And I don’t know if you have any friends who Twitter, but they seem to go from recreational use to full-on junkie status in the space of days.

Carriers are starting to realize this weakness that even 35-year-old professionals like me have for social networking. And while the initial forays were along the lines of Verizon Wireless giving mobile access to MySpace profiles (remember when that was a hot thing?) or Helio providing exclusive MySpace mobile capabilities (the ability to update the profile from the phone, i.e.), it was unclear how much added value beyond the coolness factor social networking could provide in such deals. And what about wireline carriers? How can they benefit beyond providing the Internet access to get to the sites?

This might be an irrelevant aside, or perhaps it’s not: for all the hipness that Helio, an MVNO on the Sprint-Nextel Corp. network, tried to radiate out to justify its super high-end handsets, it may be a stone weight to its parents at this point considering it’s been losing money for two years. And Helio progenitor SK Telecom might be trying to unload it. Virgin Mobile USA and SK Telecom are “in talks,” it emerged this week. About what? Analyst firm Ovum Ltd. conjectures that SK is trying to sell Helio to Virgin Mobile, or, SK Telecom is trying to acquire Virgin Mobile, arguably one of the most successful MVNOs. Raymond Yu, Ovum analyst said: “Acquiring Helio will give [Virgin Mobile] access to some high-value customers, but the numbers here are very small (Helio currently has around 200,000 subscribers), so it will not give Virgin Mobile USA the much-needed subscriber boost it desires. Another view is that SKT is searching for an exit strategy. Despite launching two years ago, Helio remains a niche offering. Hence it is understandable that SKT is considering "cutting its losses.”
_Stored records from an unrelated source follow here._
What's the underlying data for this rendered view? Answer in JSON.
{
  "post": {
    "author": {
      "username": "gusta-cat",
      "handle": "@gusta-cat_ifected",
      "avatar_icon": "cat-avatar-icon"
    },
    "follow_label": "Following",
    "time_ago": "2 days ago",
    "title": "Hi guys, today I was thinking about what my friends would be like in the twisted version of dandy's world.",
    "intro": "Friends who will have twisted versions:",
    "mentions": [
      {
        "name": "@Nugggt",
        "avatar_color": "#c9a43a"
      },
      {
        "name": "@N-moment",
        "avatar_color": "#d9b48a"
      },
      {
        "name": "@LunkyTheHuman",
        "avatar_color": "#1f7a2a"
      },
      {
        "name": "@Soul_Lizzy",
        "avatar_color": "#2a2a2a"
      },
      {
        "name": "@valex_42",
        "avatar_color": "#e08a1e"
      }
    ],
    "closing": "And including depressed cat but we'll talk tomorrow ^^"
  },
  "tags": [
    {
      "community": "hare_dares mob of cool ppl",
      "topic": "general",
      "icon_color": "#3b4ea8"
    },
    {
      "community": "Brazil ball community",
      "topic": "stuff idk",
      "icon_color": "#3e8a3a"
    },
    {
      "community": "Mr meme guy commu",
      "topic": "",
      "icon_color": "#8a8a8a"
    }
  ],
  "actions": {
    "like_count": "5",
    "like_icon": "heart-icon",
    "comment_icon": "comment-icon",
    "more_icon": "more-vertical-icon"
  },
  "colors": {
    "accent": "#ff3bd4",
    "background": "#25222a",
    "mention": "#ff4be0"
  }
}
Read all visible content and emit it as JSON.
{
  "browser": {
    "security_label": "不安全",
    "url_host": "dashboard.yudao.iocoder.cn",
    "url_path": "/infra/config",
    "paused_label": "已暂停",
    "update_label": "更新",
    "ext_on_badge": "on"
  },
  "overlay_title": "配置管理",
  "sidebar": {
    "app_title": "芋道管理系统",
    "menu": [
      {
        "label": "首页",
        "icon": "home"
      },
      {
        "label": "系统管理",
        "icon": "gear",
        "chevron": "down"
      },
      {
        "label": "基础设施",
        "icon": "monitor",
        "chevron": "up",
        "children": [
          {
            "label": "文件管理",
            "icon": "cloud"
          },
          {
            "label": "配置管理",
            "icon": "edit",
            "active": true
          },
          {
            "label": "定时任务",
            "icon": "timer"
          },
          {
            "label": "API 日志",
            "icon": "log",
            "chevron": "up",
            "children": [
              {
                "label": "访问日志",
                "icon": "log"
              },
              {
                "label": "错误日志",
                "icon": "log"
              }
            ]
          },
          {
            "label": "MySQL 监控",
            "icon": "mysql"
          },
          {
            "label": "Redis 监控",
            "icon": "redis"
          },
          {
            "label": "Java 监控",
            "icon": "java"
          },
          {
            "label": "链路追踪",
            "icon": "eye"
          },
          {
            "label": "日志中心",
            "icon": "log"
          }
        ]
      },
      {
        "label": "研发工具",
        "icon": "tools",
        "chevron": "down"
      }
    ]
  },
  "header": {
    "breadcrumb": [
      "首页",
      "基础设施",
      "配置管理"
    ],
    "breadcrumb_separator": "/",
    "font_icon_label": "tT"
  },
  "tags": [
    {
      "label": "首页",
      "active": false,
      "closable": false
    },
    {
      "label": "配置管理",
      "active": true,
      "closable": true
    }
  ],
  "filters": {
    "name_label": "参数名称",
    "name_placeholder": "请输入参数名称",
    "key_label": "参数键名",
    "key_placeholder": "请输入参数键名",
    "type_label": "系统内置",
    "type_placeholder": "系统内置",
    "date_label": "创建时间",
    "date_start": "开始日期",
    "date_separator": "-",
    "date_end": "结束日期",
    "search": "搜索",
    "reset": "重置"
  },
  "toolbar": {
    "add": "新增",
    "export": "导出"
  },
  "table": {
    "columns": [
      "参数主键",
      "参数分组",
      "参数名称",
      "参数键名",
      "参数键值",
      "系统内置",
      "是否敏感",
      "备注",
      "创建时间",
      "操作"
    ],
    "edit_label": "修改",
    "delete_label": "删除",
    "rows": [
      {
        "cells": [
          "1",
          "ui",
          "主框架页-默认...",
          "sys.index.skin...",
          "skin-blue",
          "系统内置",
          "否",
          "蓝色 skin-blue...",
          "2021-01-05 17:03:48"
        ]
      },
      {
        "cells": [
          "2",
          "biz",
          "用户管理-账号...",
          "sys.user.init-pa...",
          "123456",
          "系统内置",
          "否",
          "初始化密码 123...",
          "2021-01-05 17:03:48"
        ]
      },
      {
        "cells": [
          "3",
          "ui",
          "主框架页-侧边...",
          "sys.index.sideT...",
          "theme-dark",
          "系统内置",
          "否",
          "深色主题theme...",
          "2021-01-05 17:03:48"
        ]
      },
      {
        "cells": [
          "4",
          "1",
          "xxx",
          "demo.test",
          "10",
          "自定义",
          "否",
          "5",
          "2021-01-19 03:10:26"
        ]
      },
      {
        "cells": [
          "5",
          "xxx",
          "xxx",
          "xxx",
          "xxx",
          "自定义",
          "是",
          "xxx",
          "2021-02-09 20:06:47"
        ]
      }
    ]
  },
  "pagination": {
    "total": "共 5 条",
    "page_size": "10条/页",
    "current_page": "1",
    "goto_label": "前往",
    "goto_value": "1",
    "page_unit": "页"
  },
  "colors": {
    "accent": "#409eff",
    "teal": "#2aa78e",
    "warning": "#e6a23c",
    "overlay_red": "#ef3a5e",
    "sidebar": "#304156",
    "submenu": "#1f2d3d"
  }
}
So, social networking cache didn’t do much for Helio. But this week two bits of news emerged that signaled a new leaf for service providers trying to leverage the Web 2.0 phenomenon. First off is the Comcast-Plaxo love match. Plaxo is an address book, sure, but it’s a virtual one that links in (oops, sorry, linkedin) the ability to send e-mails, instant messages, check voice mail etc. to everyone in your network from work (Outlook), home (Comcast), out on the road at an Internet café or from a mobile phone. That sounds a lot like...unified communications! Fixed-mobile convergence! Sticky, loyalty-engendering, consumer-business-role-defying manna from service provider heaven!

See what I mean? Social networking + access networks = populist UC, without all the messy IP PBX integration. It allows service providers to worm their way into every aspect of people’s lives. It livens up the triple- and quad-play too. Will this become a trend? Hope so. Along the same lines, over on the other side of the pond Vodafone plc has acquired ZYB, a Danish company that has a social networking and online management tool for contact and calendar information online. Again, it represents Vodafone’s ability to give ad hoc unified communications for the general population, allowing users to share and backup content when they are on the move, to share calendars, and to leverage presence to show when they are available for a phone call. “Consumers will increasingly be able to move seamlessly between the PC and the mobile phone, keeping their friends and contacts aware of their movements as they choose,” said Ri Pierce-Grove, analyst at research firm Datamonitor. “ZYB's upcoming Phonebook application is a clear move to ease consumers’ movements between PC and mobile devices, as well as to deliver some of the benefits of unified communications.”

Nice to see service providers getting close to customers and finally getting some social skills, isn’t it?